Overview

Research in the Immuno-Epigenetics Laboratory, led by Dr. William A. Faubion Jr., is focused on understanding and identifying the epigenetic landscape of immune cells. The group's perspective is that the immune system fails to regulate inflammation chronically manifested in the autoimmune inflammatory bowel diseases (IBDs), such as Crohn's disease (CD) and ulcerative colitis (UC).

Despite some genetic variation associated with IBD, environmental factors also have been shown to increase the risk of developing IBD. Epigenetics is the study of the heritable changes to gene expression without changing the DNA code. Environmental signals may influence the dynamics of these epigenetic changes leading to an inheritable alteration of gene expression. Thus, the overall goal of the lab is to understand how environmental factors influence immune cellular development and function through chromatin remodeling.
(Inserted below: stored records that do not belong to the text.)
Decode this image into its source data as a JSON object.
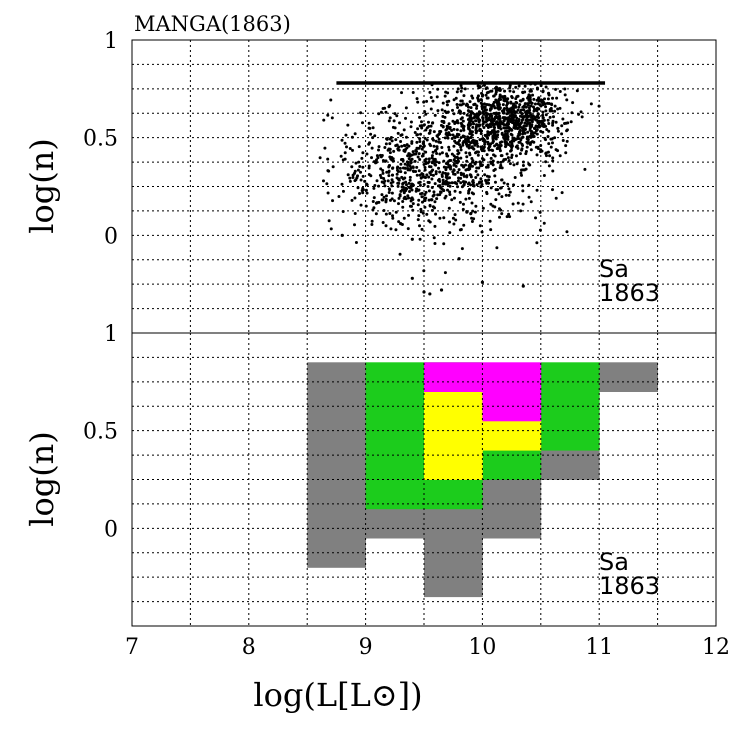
{
  "title": "MANGA(1863)",
  "chart_data": [
    {
      "type": "scatter",
      "panel": "top",
      "title": "MANGA(1863)",
      "xlabel": "log(L[L⊙])",
      "ylabel": "log(n)",
      "xlim": [
        7,
        12
      ],
      "ylim": [
        -0.5,
        1
      ],
      "xticks": [
        7,
        8,
        9,
        10,
        11,
        12
      ],
      "yticks": [
        0,
        0.5,
        1
      ],
      "ytick_labels": [
        "0",
        "0.5",
        "1"
      ],
      "grid": true,
      "annotation": [
        "Sa",
        "1863"
      ],
      "n_points": 1863,
      "ceiling_line": {
        "y": 0.78,
        "x_from": 8.75,
        "x_to": 11.05
      },
      "clusters": [
        {
          "cx": 10.2,
          "cy": 0.6,
          "sx": 0.25,
          "sy": 0.1,
          "n": 900
        },
        {
          "cx": 9.65,
          "cy": 0.35,
          "sx": 0.45,
          "sy": 0.16,
          "n": 800
        },
        {
          "cx": 9.4,
          "cy": 0.3,
          "sx": 0.35,
          "sy": 0.1,
          "n": 163
        }
      ],
      "outliers": [
        [
          9.3,
          0.06
        ],
        [
          9.4,
          -0.02
        ],
        [
          9.8,
          -0.12
        ],
        [
          9.4,
          -0.22
        ],
        [
          9.5,
          -0.29
        ],
        [
          10.35,
          -0.26
        ],
        [
          10.0,
          -0.24
        ],
        [
          9.65,
          -0.28
        ],
        [
          9.55,
          -0.3
        ],
        [
          8.8,
          0.0
        ]
      ]
    },
    {
      "type": "heatmap",
      "panel": "bottom",
      "xlabel": "log(L[L⊙])",
      "ylabel": "log(n)",
      "xlim": [
        7,
        12
      ],
      "ylim": [
        -0.5,
        1
      ],
      "xticks": [
        7,
        8,
        9,
        10,
        11,
        12
      ],
      "xtick_labels": [
        "7",
        "8",
        "9",
        "10",
        "11",
        "12"
      ],
      "yticks": [
        0,
        0.5,
        1
      ],
      "ytick_labels": [
        "0",
        "0.5",
        "1"
      ],
      "grid": true,
      "annotation": [
        "Sa",
        "1863"
      ],
      "levels": {
        "gray": "#808080",
        "green": "#1ccc1c",
        "yellow": "#ffff00",
        "magenta": "#ff00ff"
      },
      "cells": [
        {
          "x0": 8.5,
          "x1": 9.0,
          "y0": -0.2,
          "y1": 0.85,
          "level": "gray"
        },
        {
          "x0": 9.0,
          "x1": 10.0,
          "y0": -0.05,
          "y1": 0.1,
          "level": "gray"
        },
        {
          "x0": 9.5,
          "x1": 10.0,
          "y0": -0.35,
          "y1": -0.05,
          "level": "gray"
        },
        {
          "x0": 10.0,
          "x1": 10.5,
          "y0": -0.05,
          "y1": 0.25,
          "level": "gray"
        },
        {
          "x0": 10.5,
          "x1": 11.0,
          "y0": 0.25,
          "y1": 0.4,
          "level": "gray"
        },
        {
          "x0": 11.0,
          "x1": 11.5,
          "y0": 0.7,
          "y1": 0.85,
          "level": "gray"
        },
        {
          "x0": 9.0,
          "x1": 9.5,
          "y0": 0.1,
          "y1": 0.85,
          "level": "green"
        },
        {
          "x0": 9.5,
          "x1": 10.0,
          "y0": 0.1,
          "y1": 0.25,
          "level": "green"
        },
        {
          "x0": 9.5,
          "x1": 10.0,
          "y0": 0.7,
          "y1": 0.85,
          "level": "green"
        },
        {
          "x0": 10.0,
          "x1": 10.5,
          "y0": 0.25,
          "y1": 0.4,
          "level": "green"
        },
        {
          "x0": 10.5,
          "x1": 11.0,
          "y0": 0.4,
          "y1": 0.85,
          "level": "green"
        },
        {
          "x0": 9.5,
          "x1": 10.0,
          "y0": 0.25,
          "y1": 0.7,
          "level": "yellow"
        },
        {
          "x0": 10.0,
          "x1": 10.5,
          "y0": 0.4,
          "y1": 0.55,
          "level": "yellow"
        },
        {
          "x0": 9.5,
          "x1": 10.5,
          "y0": 0.7,
          "y1": 0.85,
          "level": "magenta"
        },
        {
          "x0": 10.0,
          "x1": 10.5,
          "y0": 0.55,
          "y1": 0.7,
          "level": "magenta"
        }
      ]
    }
  ]
}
Dr. Faubion's lab has previously found polycomb repressive complexes (PRCs) to be important in maintaining T-regulatory development and function. Loss of these complexes leads to severe colitis phenotype in mouse models and impaired regulatory function in in vitro experiments. His team also found forkhead box protein 3 (FOXP3) and enhancer of zeste homolog 2 (EZH2), a component of polycomb repressive complex 2 (PRC2), to be associated with deregulated pathways in CD4+ T cells isolated from lesions in people with Crohn's disease. This finding has propelled the current research projects into other epigenetic repressive complexes and cytokine-receptor signaling.

Research focus areas

Currently, the lab's goals include:

• Dissection of the epigenetic mechanisms of development and function of Treg and T-helper 17 (TH17) cells.
• Discovery of novel molecular mechanisms of IBD through integration of high-dimensional data sets.
• Optimization of Treg cells ex vivo for adoptive cell therapy.
• Development of novel therapies, particularly addressing TH17 cellular development.

Dr. Faubion's lab uses molecular and biochemical techniques, as well as high-throughput sequencing to provide an unbiased approach to discover molecular mechanisms driving IBD. This comprehensive approach will help lead us toward the development of new therapeutic targets.

In addition to these techniques, the lab is investigating clinically relevant epigenetic inhibitors, long noncoding RNAs (lncRNAs) and CRISPR-Cas9 technologies to characterize and modify regulatory T cells. The group aims to use this information to develop and offer more effective clinical therapies for people.

Key research findings include:

• Polycomb family members maintain repressive function of Treg cells.
• Inflammatory signals lead to pro-inflammatory gene transcription in Treg cells through disruption of the FOXP3-EZH2 complex.
• Novel lncRNA regulate T cell effector phenotype.
• Autologous mesenchymal stem cell (MSC) therapy is effective in perianal Crohn's disease.

About Dr. Faubion

William A. Faubion Jr., M.D., is the research and innovation chair for Mayo Clinic's Department of Medicine, and a professor of immunology, medicine and pediatrics at Mayo Clinic College of Medicine and Science in Rochester, Minnesota. Dr. Faubion also directs the Multidisciplinary Training in Digestive Diseases program and the Clinician-Investigator Training Program.